Por algo se dijo lo de que un jesuita y una suegra saben más que una culebra, y en esta ocasión los sucesos se encargaron de comprobar la exactitud del refrán.

Cuando los jesuitas de Lima tuvieron bajo los ojos la licencia pontificia, construyeron tres arcos y plantaron puerta en cada uno de ellos. El cabildo eclesiástico armó un tole-tole de todos los diablos y ocurrió al poder civil para que hiciese por la fuerza quitar una puerta. «¡Cómo, cómo! ¿De cuando acá -gritaban los canónigos- se arroga la Compañía privilegios de catedral? ¡Eso no puede soportarse!».

Entonces los jesuitas, que contaban con amigos en el gobierno y con gran partido en el vecindario, sacaron a lucir el consabido permiso pontificio. Arguyeron los canónigos que ese documento necesitaba más notas explicatorias que un epigrama latino de Marcial, y que todo podía significar, menos autorización expresa para abrir tres puertas.

A esto contestaban los jesuitas con mucha sorna: «¡Miren qué gracia! Ya nos sabíamos que para dos puertas no necesitábamos venia de alma viviente. Conque dos puertas a que tenemos derecho y una que nos concede el Papa, son tres puertas. Esto, señores canónigos, no tiene vuelta de hoja y es de una lógica de chaquetilla ajustada».

El Cabildo no se dio por convencido con el argumento, un si es no es sofístico y rebuscado, y para poner fin a la controversia ambos contrincantes ocurrieron a Roma.
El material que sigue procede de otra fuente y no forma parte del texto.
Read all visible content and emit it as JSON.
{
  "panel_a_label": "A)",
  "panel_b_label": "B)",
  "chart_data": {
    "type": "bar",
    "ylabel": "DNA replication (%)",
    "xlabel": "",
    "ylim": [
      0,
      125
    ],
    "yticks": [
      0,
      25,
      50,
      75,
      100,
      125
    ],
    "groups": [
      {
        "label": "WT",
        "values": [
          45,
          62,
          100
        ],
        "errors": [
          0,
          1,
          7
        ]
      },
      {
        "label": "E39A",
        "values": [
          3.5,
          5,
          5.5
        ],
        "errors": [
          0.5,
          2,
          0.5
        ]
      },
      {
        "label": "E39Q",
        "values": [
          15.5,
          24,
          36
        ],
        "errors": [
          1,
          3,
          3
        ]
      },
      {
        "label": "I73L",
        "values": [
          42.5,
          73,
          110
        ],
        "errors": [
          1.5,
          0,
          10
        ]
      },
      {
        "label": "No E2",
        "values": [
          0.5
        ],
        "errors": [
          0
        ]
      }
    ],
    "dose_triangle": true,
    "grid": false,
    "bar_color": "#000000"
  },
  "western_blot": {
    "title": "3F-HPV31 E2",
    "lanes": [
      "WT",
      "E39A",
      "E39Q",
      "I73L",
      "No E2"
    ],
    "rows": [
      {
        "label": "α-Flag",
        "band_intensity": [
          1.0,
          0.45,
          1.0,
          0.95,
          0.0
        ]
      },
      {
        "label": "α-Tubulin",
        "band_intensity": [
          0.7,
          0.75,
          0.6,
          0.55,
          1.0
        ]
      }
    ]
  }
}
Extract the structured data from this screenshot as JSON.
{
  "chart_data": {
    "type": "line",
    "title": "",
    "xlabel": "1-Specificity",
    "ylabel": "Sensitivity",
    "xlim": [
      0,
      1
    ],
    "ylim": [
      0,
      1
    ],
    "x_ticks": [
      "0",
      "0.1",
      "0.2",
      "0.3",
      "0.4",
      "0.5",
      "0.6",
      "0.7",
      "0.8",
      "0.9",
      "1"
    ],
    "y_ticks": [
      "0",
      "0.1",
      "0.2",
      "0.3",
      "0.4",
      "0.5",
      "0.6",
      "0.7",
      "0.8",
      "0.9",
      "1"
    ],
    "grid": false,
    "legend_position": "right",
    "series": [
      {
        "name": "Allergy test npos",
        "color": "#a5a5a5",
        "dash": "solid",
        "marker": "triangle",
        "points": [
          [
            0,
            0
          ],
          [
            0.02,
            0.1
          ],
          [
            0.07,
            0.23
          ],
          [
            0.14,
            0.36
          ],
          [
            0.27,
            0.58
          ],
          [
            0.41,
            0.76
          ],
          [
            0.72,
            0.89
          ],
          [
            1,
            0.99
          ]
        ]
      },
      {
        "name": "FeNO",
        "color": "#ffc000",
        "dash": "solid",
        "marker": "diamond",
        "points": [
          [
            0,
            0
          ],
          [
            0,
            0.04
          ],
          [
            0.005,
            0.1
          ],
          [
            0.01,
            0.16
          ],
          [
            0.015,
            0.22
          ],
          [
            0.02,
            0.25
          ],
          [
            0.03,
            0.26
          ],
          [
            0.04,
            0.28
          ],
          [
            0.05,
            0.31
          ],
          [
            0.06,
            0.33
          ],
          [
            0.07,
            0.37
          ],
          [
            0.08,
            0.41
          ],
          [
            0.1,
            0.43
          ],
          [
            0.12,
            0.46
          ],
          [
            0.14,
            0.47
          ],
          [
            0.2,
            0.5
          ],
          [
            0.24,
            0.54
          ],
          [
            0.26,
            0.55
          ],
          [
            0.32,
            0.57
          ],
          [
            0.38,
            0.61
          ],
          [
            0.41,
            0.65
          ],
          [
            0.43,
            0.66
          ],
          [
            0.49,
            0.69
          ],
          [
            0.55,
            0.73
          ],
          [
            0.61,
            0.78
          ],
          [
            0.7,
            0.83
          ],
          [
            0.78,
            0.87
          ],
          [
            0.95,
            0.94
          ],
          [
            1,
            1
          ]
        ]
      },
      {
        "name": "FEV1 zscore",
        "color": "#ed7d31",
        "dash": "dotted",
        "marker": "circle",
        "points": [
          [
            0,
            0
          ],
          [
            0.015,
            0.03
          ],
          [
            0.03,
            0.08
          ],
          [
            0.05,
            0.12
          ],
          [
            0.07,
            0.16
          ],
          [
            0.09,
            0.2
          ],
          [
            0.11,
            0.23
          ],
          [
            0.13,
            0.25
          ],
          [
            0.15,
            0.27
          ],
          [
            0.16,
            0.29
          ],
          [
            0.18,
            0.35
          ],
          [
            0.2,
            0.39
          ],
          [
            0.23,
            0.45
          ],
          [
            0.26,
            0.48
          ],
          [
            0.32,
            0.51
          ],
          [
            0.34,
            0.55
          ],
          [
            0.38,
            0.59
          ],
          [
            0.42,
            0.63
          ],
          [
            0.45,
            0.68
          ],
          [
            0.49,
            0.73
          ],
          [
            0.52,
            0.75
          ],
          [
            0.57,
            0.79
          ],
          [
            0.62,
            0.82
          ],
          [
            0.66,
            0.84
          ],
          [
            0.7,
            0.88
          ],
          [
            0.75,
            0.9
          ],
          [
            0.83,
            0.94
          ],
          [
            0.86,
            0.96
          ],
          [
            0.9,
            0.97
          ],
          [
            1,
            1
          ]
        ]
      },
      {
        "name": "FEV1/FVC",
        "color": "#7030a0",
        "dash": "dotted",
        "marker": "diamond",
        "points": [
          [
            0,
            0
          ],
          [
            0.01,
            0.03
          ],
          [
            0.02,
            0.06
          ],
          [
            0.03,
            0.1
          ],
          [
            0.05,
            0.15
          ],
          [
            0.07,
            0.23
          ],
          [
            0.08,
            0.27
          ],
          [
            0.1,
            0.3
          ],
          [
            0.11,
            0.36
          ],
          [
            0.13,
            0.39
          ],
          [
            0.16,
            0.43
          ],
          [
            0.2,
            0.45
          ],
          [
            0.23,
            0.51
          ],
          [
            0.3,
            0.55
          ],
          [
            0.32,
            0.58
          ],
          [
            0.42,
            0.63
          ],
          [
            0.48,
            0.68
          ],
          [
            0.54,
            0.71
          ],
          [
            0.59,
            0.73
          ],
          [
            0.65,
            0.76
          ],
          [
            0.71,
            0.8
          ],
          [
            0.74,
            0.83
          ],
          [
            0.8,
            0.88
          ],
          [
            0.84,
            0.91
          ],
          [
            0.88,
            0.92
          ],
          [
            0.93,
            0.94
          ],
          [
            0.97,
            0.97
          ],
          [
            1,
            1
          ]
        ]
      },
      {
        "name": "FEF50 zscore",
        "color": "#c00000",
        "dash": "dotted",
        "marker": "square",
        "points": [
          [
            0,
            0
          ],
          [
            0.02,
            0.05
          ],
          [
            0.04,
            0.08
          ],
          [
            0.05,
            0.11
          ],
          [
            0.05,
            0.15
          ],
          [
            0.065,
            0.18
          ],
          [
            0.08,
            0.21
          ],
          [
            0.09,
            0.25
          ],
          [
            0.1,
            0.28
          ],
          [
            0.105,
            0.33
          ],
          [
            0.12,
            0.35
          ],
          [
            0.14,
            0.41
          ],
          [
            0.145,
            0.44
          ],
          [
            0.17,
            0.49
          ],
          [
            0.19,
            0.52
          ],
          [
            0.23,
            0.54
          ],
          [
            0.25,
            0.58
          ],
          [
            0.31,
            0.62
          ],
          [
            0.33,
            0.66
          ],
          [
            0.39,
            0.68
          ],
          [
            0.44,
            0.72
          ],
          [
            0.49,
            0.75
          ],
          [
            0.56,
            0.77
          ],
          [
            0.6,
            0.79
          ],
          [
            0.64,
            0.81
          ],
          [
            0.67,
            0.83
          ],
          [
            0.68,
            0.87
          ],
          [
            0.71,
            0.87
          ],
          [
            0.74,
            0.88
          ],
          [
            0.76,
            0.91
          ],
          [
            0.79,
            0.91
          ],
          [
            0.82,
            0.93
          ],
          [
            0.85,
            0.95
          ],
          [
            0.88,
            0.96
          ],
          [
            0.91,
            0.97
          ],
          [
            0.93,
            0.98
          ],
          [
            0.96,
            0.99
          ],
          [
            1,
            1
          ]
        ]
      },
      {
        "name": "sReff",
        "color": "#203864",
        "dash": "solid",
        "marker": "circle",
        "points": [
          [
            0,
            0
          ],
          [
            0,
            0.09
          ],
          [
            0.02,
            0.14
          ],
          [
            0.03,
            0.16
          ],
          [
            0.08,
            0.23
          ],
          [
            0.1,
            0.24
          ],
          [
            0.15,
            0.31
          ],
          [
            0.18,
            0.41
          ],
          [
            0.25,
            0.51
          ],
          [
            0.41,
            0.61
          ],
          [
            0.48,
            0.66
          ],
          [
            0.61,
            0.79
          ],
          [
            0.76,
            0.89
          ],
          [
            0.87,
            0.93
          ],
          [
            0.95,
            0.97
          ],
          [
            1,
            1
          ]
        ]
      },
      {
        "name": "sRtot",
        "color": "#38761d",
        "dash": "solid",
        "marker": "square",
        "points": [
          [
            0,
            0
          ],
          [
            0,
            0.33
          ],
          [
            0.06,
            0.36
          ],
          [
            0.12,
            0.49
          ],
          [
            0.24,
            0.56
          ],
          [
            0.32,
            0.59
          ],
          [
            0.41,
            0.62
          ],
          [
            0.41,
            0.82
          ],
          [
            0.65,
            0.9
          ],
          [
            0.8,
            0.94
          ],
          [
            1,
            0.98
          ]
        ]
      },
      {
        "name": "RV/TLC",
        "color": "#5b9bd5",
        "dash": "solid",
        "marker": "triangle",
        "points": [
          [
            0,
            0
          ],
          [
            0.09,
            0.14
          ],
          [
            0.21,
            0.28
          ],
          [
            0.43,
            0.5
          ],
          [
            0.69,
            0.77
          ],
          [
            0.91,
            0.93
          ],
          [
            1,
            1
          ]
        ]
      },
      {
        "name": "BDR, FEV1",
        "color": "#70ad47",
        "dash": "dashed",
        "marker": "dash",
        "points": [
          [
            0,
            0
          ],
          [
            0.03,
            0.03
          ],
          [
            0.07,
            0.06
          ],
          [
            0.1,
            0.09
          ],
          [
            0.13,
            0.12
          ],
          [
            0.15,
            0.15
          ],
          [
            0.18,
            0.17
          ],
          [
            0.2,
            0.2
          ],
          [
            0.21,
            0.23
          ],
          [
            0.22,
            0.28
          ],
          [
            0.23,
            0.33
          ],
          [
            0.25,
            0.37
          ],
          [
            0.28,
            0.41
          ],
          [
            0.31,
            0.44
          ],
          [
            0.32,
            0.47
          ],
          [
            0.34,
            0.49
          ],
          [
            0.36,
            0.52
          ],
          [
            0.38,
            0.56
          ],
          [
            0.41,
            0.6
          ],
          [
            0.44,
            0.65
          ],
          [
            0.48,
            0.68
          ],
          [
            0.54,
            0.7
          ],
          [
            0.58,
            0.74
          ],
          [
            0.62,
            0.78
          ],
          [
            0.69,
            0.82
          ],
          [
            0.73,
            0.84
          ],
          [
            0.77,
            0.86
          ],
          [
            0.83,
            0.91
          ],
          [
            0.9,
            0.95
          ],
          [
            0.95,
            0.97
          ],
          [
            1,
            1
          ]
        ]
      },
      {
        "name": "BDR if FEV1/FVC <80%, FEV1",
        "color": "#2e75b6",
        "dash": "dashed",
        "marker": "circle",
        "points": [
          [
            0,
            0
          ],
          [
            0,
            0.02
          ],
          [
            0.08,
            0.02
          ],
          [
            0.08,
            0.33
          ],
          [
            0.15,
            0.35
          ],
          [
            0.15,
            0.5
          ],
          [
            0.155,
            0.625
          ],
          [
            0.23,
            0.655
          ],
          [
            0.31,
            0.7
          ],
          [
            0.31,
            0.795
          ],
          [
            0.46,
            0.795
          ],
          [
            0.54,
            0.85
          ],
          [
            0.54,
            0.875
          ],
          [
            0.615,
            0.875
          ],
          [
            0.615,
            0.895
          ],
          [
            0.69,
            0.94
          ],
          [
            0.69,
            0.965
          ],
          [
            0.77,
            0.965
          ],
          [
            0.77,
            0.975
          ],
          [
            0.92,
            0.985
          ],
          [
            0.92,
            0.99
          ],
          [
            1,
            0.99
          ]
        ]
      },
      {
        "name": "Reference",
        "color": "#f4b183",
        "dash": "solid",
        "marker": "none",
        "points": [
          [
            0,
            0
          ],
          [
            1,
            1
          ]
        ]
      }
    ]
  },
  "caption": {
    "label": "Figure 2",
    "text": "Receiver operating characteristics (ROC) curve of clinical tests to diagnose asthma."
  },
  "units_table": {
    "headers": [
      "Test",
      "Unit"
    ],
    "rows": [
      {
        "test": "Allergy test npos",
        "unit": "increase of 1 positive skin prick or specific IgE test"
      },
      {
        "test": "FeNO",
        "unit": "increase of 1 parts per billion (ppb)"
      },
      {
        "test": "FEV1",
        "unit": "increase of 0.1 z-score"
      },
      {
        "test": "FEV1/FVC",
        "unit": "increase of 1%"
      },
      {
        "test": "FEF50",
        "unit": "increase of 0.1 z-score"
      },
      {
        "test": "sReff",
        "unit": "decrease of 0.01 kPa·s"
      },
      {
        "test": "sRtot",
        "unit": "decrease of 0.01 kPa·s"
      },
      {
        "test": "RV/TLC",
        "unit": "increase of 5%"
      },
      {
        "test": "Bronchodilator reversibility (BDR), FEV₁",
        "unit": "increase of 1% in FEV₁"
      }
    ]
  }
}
Su Santidad no pudo dejar de reconocer, in pecto, que los jesuitas le habían hecho una jugada limpia y de mano maestra; pero como no era digno del sucesor de Pedro confesar la burla urbi et orbi, con escándalo de la cristiandad, adoptó un expediente que conciliaba todos los caprichos o vanidades de sotana.

El Papa expidió no sé si bula o rescripto concediendo, por especial privilegio y razones reservadas, tres puertas a la nueva iglesia de San Pablo; pero prohibía bajo severas penas canónicas que se abriese la tercera, salvo casos de incendio, terremoto y aseo o refección de la fábrica.

¿Han visto ustedes, lectoras mías, ni el sábado de gloria, que es el día en que San Pedro se convierte en rinconcito del cielo con ángeles y serafines y música y perfumes, que se hayan abierto las tres? ¿No lo han visto ustedes? Pues yo tampoco.

Un cerrojo, cubierto de moho, prueba que en San Pedro hay una puerta por adorno, por lujo, por fantasía, por chamberinada, como decimos los criollos, y que esa puerta no sirve para lo que han servido todas las puertas desde la del arca de Noé, la más antigua de que hacen mención las historias, hasta la de la jaula de mi loro.